Что тебе сказать, Володя: слышал ли ты о том, чтобы кого-либо из тех, кто все это придумывал и осуществлял, потом, когда наступила перестройка, — нет, не осудили (хотя я бы осудил), не отправили в лагерь, куда они запихивали других (я бы отправил), а просто подвергли бы общественному осуждению? Мол, такой-то и такой-то (скажем, твой близкий друг Виктор Черкесов) участвовал в фабрикации дела на такого-то и такого (а он проводил обыски и подписывал дела и у депутата Госдумы Юла Рыбакова, и у моего коллеги по ПЕН-клубу, поэта Ростислава Евдокимова, и у Вячеслава Долинина, о котором речь впереди) — и за это был осужден? Или добывал информацию для такого-то дела, или просто видел и молчал — ведь как у вас: видеть и молчать, что совершается преступление — это разве не преступление? Нет, как можно, устраивать охоту на ведьм, люди просто исполняли то, что им приказывали, что было в духе проводимой в стране политики, что… нет, не хочу, давай об этом после, когда доберемся с тобой до перестройки…

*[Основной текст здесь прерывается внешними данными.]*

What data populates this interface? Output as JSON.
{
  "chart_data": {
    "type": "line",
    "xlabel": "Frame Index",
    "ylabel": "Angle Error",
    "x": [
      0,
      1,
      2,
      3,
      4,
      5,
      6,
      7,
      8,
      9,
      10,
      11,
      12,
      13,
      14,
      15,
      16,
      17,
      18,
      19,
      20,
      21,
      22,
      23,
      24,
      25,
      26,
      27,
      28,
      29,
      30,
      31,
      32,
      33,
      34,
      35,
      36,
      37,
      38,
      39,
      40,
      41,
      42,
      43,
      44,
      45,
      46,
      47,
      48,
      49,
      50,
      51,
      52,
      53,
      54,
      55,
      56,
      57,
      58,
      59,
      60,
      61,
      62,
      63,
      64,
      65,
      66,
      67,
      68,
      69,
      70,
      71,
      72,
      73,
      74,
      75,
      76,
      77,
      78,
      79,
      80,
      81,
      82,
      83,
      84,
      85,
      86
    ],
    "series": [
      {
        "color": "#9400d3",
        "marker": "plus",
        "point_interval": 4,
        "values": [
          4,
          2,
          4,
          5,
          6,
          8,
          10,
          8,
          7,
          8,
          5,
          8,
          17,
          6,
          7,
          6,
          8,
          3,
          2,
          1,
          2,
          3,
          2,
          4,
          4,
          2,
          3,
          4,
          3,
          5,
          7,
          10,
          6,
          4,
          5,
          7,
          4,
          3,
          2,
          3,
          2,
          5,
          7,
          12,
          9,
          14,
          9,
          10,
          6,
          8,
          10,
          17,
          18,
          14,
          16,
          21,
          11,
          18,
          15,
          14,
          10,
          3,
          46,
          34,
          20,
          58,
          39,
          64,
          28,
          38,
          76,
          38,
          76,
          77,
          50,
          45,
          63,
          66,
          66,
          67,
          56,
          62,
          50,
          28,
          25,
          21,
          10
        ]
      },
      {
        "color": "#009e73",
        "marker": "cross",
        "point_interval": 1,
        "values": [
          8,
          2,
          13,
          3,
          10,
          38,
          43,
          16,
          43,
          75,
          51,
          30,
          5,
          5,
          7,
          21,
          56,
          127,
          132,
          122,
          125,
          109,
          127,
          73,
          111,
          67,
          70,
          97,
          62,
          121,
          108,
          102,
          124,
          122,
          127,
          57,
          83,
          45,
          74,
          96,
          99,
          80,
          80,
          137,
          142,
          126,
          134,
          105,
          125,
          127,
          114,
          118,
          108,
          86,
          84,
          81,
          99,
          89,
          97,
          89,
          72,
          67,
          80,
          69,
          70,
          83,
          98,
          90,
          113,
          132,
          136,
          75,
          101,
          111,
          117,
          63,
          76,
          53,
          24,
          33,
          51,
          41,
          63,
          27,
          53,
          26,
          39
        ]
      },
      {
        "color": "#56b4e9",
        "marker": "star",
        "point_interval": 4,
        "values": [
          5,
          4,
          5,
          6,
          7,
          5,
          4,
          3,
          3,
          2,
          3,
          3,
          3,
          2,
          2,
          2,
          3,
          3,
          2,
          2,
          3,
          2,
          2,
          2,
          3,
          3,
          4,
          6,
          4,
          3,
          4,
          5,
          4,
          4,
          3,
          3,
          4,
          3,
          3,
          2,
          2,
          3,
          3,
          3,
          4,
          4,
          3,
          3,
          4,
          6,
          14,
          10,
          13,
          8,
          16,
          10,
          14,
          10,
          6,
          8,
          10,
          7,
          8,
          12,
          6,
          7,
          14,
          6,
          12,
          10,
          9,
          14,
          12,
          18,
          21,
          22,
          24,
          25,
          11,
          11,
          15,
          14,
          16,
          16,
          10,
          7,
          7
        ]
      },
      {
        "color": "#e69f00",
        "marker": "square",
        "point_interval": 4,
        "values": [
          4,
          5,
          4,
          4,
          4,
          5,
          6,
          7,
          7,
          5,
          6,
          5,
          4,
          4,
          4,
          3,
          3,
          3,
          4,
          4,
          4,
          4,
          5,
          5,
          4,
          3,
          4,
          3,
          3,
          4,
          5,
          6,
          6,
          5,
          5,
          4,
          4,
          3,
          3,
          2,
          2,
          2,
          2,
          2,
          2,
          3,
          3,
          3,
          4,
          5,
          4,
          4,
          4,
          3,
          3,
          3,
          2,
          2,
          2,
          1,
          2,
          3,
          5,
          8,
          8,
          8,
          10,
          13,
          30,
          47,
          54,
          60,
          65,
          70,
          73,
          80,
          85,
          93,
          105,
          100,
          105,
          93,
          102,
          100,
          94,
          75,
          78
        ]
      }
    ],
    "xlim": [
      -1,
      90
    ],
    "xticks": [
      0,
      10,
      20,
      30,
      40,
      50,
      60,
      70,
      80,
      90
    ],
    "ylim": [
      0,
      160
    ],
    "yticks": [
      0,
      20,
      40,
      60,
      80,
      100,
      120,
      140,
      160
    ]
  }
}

В общем, Дедюлин поехал на Запад, Рогинский, нынешний глава Мемориала, как водится, — на Восток, но обыски проводились и у Кривулина. И вот ему после того, как вывезли многопудовые ящики с арестованными рукописями (и среди них мой роман Отражение в зеркале с несколькими снами, который в спешке и в атмосфере воинственности записали в протоколе как Сражение в зеркале), так, вот после обыска — в этот же день или, вызвав по повестке на следующий, ему говорят: «А не хотели бы вы издавать журнал или альманах, вполне легально, без всякого самиздата, а официальным типографским образом?» Тут я должен тебя предупредить, что рассказываю это с Витькиных слов, а Витька — как бы это сказать — короче, он любил виньетки и узоры в рассказах, то есть ему не нравились прямые, он любил крутые повороты и лихие обгоны; это я к определенной осторожности, с которой имеет смысл относиться к тому, что рассказывается с его слов — по сути, все правда, однако некоторые детали могут быть чуть иными. Но, повторю, в основе события истинные, да ведь и ты о них, возможно, знаешь, не меньше моего. Ведь все это были тебе очень хорошо знакомые люди, все, как на подбор, имевшие птичьи псевдонимы — Воробьев, Коршунов, Лунин и т. д. У тебя, кстати, какой псевдоним был? А, вспомнил, — Платов. Но это потому, что ты был в первом, в отделе разведки, а эти ребята во главе с героем перестройки Олегом Калугиным, кто в следственном управлении, как твой дружбан Черкесов, кто в так называемой пятерке, 5-м Управлении КГБ, специализируясь на идеологических диверсиях. Однако думаю, что в общих чертах знали о занятиях друг друга, иначе как бы ты с Черкесовым подружился настолько, что всюду за собой таскаешь и, говорят, подумываешь сделать новым главой ФСБ? А Николай Патрушев где работал? А твой военный министр Сергей Иванов? Все они отсюда, из родного Ленинграда — защищали от нас родину, святое дело. Но как говорится, друзей не выбирают, хотя нет, это родину и мать не выбирают, а друзей выбирают нам обстоятельства, ну а дальше — скажи, кто твой друг, да здесь и так все понятно.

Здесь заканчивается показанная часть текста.